I have the following start to an example:
$(1-x^2)y''-2xy'+\ell(\ell+1)y=0$ ;
$y= \sum_{n=0}^\infty C_nx^{n+r}$
Step 1:(Subbing in y'',y' and y) $(1-x^2)[\sum_{n=0}^\infty C_n(n+r)(n+r-1)x^{n+r-2}]-2x[\sum_{n=0}^\infty C_n(n+r)x^{n+r-1}]+\ell(\ell+1)[\sum_{n=0}^\infty C_nx^{n+r}=0$
This is then simplified to:
$\sum_{n=0}^\infty C_n(n+r)(n+r-1)x^{n+r-2}-\sum_{n=0}^\infty C_n(n+r)(n+r-1)x^{n+r}$
$\bbox[yellow]{-2\sum_{n=0}^\infty C_n(n+r)x^{n+r}}+\ell(\ell+1)\sum_{n=0}^\infty C_nx^{n+r}=0$
Then the like terms are further simplified to give:
$\sum_{n=0}^\infty C_n(n+r)(n+r-1)x^{n+r-2}+\sum_{n=0}^\infty x^{n+r}C_n[\ell(\ell+1)-(n+r)(n+r+1)]=0$
However, I fail to see why the $-2\sum_{n=0}^\infty C_n(n+r)x^{n+r}$ is not present in the final equation.
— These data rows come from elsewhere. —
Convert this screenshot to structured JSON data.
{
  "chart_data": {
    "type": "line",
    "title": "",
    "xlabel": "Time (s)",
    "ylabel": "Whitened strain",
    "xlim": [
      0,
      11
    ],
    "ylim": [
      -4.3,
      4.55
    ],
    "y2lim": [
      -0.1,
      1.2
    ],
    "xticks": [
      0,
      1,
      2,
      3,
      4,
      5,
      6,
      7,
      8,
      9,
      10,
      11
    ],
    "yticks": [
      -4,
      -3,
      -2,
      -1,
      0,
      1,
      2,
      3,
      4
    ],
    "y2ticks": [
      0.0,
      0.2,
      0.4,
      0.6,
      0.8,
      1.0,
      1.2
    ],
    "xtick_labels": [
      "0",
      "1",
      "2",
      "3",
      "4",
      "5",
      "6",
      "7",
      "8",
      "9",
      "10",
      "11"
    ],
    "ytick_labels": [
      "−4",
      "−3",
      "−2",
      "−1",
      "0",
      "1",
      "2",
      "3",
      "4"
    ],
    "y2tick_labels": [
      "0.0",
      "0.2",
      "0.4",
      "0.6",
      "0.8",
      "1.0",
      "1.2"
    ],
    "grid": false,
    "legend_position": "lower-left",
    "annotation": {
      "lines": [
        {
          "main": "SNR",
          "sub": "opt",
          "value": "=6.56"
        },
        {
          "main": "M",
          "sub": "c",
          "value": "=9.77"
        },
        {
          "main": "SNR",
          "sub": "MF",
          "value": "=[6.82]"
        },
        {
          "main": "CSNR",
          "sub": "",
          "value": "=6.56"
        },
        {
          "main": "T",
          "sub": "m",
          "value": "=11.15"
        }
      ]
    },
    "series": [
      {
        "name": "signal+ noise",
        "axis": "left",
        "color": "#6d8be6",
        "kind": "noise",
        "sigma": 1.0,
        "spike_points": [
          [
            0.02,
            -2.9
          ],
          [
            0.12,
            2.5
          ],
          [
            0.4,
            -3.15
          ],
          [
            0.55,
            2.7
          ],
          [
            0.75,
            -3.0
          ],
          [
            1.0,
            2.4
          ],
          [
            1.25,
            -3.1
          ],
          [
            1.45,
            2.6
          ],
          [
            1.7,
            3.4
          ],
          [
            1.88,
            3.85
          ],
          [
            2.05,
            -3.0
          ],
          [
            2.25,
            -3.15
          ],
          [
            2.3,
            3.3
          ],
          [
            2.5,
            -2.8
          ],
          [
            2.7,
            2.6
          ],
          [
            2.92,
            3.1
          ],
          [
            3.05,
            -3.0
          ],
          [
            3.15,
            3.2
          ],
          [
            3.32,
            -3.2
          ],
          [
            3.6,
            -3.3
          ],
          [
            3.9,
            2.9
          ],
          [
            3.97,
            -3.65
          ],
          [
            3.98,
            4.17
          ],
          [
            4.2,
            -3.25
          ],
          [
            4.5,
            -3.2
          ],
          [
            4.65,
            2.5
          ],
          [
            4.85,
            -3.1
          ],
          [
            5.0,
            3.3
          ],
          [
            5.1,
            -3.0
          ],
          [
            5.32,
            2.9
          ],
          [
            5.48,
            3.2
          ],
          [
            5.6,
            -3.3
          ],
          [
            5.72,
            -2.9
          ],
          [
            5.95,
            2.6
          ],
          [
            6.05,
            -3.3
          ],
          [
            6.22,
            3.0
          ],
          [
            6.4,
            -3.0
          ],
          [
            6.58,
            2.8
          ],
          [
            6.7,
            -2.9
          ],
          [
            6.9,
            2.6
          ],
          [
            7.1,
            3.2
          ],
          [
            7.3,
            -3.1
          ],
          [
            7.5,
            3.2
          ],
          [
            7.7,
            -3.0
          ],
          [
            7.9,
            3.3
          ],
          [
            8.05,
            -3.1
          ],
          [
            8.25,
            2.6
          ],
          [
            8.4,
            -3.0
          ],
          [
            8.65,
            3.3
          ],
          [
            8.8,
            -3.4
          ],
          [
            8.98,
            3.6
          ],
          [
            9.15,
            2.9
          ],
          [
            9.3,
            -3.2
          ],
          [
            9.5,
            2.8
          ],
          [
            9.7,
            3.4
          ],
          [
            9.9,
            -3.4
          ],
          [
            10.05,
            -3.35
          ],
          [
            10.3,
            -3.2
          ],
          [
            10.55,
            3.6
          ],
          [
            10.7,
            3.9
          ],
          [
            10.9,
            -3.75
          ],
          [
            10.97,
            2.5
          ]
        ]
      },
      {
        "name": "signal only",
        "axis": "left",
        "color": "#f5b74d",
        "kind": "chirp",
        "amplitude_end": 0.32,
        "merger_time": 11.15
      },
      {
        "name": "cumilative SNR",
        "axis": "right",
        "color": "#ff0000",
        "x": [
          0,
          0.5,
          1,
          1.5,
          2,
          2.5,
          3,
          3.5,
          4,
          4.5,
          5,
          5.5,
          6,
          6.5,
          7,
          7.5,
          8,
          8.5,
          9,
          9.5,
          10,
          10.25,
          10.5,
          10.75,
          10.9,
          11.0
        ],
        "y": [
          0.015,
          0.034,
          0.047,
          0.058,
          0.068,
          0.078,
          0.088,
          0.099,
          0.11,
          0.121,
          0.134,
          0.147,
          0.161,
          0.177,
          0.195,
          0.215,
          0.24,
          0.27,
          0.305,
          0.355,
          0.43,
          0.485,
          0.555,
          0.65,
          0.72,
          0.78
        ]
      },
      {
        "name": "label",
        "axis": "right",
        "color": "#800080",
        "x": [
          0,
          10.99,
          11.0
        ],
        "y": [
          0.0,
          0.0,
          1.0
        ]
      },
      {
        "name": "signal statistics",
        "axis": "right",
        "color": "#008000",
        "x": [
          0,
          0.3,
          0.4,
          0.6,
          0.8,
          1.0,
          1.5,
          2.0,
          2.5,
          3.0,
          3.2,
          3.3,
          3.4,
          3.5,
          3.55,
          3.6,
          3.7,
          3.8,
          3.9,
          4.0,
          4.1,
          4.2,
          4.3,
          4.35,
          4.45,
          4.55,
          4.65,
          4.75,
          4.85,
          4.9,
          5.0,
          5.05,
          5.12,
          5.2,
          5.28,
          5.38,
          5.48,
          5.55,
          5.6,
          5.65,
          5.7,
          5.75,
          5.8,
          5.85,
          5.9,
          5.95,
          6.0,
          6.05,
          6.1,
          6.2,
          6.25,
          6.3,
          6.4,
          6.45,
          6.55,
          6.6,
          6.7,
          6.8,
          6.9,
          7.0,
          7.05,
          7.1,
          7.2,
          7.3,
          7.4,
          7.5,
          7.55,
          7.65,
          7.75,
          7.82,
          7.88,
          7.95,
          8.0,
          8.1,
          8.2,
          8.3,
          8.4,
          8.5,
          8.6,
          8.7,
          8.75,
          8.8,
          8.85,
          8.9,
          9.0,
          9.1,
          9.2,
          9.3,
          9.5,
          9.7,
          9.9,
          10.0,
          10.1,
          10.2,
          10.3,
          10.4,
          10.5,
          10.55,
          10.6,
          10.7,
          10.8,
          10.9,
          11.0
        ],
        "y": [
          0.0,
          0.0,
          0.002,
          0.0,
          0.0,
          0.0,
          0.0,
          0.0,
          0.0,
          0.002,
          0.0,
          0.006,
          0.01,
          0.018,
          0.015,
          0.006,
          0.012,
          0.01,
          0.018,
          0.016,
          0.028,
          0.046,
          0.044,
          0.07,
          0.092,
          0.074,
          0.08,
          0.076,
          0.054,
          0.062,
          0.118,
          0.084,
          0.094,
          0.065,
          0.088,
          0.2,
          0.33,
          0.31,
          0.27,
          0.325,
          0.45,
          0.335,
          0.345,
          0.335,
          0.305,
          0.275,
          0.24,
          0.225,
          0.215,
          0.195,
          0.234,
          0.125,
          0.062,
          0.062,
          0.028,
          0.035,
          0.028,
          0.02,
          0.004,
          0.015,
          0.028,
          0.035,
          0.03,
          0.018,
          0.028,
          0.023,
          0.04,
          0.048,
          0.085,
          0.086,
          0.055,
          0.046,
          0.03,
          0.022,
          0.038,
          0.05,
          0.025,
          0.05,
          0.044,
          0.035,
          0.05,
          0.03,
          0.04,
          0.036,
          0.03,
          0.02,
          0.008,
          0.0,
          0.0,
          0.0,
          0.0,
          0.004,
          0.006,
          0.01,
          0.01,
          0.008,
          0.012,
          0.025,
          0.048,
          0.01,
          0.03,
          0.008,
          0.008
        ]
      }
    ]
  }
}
Why has it disappeared? I've seen this happen in a few examples now but don't understand why it is okay to take it away.
Any insight would be appreciated.
It hasn't disappeared. It was combined with the $-\sum_{n=0}^\infty C_n (n+r)(n+r-1) x^{n+r}$. $$ - (n+r)(n+r-1) - 2 (n+r) = -(n+r)(n+r+1)$$